CULTURA
TERÇA-FEIRA, 28 OUT 2003
O som grave da locomotiva de Carlos
Barretto
Carlos Barretto, um dos mais
destacados instrumentistas e compositores do jazz feito atualmente em Portugal,
apresenta esta noite ao vivo o seu novo álbum, “Lokomotiv”, em quarteto com
Mário Delgado (guitarra), José Salgueiro (bateria e percussões) e Sérgio
Carolino (tuba), este último a substituir o francês François Corneloup,
presente no disco como executante de saxofone barítono.
Descontando
as necessárias adaptações ditadas pela troca de instrumentos, mantém-se, porém,
um som que sabe tirar o máximo partido possível da conjugação das sonoridades
graves, nomeadamente nos diálogos entre as notas mais baixas dos sopros e o
contrabaixo tocado com arco. “Uma coisa deliberada”, diz o autor de “Solo
Pictórico”, álbum de contrabaixo solo editado no intervalo entre “Radio Song” e
“Lokomotiv”: “São instrumentos graves, o clarinete baixo [por Louis Sclavis,
outro expoente do novo jazz francês, no anterior “Radio Song”], o saxofone
barítono e o contrabaixo. Dá para invertermos os papéis, ao nível do
acompanhamento e dos solos.”
“Lokomotiv”
pode ser considerado como a continuação de uma estética iniciada com o aclamado
“Radio Song”, eleito pelo PÚBLICO melhor disco português de jazz do ano
passado.

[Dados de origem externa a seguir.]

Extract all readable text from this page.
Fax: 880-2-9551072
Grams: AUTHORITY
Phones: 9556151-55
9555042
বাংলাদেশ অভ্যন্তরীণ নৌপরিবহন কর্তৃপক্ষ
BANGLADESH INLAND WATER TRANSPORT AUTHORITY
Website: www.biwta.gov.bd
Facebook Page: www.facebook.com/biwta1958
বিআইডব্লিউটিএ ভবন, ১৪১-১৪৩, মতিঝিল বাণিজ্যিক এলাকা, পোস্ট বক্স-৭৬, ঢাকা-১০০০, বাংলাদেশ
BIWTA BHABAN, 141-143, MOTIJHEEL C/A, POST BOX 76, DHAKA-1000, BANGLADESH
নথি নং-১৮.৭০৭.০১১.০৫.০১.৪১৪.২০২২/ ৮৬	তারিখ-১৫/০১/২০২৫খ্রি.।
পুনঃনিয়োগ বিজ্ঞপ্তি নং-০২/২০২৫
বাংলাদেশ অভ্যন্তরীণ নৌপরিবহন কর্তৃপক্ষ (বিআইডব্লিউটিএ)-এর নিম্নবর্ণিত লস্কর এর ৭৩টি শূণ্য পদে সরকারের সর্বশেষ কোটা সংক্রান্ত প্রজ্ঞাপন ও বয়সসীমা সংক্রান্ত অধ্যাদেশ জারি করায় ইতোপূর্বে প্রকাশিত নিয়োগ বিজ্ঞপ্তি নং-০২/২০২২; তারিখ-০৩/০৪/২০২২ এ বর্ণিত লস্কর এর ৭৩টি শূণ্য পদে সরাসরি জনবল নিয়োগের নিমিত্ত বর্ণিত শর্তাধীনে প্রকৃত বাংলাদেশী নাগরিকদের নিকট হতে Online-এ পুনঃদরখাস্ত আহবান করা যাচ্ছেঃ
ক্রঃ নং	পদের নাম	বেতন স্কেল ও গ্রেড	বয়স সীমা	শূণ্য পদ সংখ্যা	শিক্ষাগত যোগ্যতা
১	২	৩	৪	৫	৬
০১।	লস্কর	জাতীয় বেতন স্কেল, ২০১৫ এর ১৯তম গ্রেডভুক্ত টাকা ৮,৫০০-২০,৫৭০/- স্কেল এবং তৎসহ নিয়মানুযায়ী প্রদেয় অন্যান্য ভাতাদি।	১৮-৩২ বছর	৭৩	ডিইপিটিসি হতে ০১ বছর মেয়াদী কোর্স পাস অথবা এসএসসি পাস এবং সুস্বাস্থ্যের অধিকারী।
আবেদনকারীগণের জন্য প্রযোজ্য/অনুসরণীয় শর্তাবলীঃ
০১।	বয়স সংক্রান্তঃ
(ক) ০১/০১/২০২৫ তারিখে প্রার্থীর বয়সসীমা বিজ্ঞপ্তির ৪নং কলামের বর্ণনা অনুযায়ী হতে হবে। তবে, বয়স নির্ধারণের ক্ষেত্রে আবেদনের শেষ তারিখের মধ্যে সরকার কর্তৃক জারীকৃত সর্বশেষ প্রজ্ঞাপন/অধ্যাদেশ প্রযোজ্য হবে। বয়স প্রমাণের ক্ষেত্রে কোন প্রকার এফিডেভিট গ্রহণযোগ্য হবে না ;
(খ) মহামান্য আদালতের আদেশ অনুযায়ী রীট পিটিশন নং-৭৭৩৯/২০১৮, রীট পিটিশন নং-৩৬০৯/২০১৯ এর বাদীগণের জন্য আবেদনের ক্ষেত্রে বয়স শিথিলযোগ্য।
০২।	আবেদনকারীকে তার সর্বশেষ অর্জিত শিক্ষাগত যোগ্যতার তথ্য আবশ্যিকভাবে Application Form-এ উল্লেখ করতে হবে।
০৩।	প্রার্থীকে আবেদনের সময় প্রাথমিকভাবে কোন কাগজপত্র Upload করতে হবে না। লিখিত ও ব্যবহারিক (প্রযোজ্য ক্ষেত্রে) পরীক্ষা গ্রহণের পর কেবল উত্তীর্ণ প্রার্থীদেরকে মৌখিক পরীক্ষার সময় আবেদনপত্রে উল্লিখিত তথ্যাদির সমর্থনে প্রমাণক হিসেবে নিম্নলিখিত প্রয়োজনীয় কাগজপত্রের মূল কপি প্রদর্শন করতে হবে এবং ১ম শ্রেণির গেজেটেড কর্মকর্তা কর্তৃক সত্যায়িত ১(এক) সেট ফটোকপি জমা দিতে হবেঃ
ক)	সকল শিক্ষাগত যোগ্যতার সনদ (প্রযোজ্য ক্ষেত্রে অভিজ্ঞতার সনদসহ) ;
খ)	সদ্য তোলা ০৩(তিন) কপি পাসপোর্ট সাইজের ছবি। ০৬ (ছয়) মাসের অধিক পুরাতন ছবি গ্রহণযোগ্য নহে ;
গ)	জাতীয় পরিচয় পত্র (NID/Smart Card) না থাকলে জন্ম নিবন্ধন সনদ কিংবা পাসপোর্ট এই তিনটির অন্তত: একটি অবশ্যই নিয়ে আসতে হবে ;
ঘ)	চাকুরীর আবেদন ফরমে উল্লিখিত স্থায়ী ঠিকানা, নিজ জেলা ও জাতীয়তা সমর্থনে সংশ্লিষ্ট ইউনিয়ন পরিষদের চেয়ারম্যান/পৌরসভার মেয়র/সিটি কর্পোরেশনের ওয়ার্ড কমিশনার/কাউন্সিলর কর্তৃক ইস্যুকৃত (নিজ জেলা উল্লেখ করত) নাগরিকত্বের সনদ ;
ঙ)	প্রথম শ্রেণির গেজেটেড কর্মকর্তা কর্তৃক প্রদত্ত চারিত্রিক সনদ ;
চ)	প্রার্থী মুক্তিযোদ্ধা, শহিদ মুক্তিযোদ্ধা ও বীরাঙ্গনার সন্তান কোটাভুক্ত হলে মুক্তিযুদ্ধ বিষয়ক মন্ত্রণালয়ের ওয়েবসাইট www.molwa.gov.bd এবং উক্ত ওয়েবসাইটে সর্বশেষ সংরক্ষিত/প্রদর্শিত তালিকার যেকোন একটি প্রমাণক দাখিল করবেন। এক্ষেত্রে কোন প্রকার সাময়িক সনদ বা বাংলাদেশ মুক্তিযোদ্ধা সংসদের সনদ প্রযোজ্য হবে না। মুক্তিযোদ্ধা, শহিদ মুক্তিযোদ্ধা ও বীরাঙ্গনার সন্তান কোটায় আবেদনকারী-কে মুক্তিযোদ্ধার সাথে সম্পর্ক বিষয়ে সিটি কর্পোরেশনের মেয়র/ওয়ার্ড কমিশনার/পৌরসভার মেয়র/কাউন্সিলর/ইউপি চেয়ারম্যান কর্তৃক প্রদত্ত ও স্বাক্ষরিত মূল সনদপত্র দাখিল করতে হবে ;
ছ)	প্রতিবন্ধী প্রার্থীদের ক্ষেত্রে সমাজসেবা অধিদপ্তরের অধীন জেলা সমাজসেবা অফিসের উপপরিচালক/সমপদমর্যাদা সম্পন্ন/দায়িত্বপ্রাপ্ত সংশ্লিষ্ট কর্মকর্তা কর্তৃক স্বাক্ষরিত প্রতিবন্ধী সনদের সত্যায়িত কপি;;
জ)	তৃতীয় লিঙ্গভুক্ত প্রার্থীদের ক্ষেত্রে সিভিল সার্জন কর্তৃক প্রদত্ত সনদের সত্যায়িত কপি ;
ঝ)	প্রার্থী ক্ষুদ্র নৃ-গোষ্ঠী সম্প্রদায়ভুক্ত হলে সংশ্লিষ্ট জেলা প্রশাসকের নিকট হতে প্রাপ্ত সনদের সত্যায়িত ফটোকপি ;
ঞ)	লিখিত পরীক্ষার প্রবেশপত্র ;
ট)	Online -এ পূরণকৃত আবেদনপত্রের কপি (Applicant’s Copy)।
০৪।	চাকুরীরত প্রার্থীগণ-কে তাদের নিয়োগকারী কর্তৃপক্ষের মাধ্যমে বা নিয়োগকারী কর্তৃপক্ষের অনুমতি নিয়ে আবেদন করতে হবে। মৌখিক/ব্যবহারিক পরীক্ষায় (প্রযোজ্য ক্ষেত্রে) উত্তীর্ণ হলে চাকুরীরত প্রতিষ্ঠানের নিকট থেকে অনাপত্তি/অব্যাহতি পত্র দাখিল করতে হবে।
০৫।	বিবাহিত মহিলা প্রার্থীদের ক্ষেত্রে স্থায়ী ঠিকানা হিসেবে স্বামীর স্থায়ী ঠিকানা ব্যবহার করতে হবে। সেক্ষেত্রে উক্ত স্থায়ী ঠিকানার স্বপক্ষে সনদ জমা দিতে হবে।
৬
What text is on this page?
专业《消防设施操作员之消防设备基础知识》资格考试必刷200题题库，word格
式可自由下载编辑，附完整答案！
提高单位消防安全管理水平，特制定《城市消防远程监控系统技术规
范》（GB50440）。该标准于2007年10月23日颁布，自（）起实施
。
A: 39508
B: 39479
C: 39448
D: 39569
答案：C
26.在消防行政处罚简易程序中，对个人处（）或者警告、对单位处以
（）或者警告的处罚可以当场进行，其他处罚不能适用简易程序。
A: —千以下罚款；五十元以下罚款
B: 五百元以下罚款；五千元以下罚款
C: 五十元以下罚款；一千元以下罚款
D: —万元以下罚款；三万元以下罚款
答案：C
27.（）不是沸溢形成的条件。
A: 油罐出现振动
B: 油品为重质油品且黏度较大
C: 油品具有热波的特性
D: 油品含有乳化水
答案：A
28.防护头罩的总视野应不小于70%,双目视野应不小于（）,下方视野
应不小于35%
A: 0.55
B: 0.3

Jazz feito em Portugal e não jazz português, porque a música do
contrabaixista recusa-se a aderir a padrões determinados por quaisquer
regionalizações, inserindo-se, ao invés, numa corrente universalista, embora de
acordo com os parâmetros de um som marcadamente europeu.
Em
vez do “hermetismo” de ligações demasiado acorrentadas ao folclore de uma
determinada região, neste caso o português, o contrabaixista é adepto de um
“universalismo” que lhe permite integrar na sua música elementos como “o rock,
a música contemporânea, o cinema americano ou coisas orientais…”.
“Lokomotiv”,
como “Radio Song”, refuta qualquer tentativa de análise paternalista para se
assumir como grande jazz em qualquer parte do mundo. Desprende-se desta música
uma energia e uma frescura contagiantes, a par de um sentido apurado do
equilíbrio certo entre composição e improvisação, embora Barretto não esconda o
prazer que esta última lhe proporciona. “O que eu gosto mais é de improvisar,
incluindo nas partes escritas. Às vezes construo uma pequena melodia, mas
inserida num contexto suficientemente aberto para acontecerem outras coisas,
sempre variáveis. Este disco tem mais improvisação que o anterior.”
Um
trabalho de equipa, “como o Futebol Clube do Porto”, em que “todos dão ideias”,
que é, desde já, sério candidato a, uma vez mais, levar para casa o título de
melhor do ano.
Carlos Barretto
“Lokomotiv”
LISBOA Teatro S. Luiz.
Tel. 213257650. Às 21h.
Bilhetes entre 5 e 15 euros.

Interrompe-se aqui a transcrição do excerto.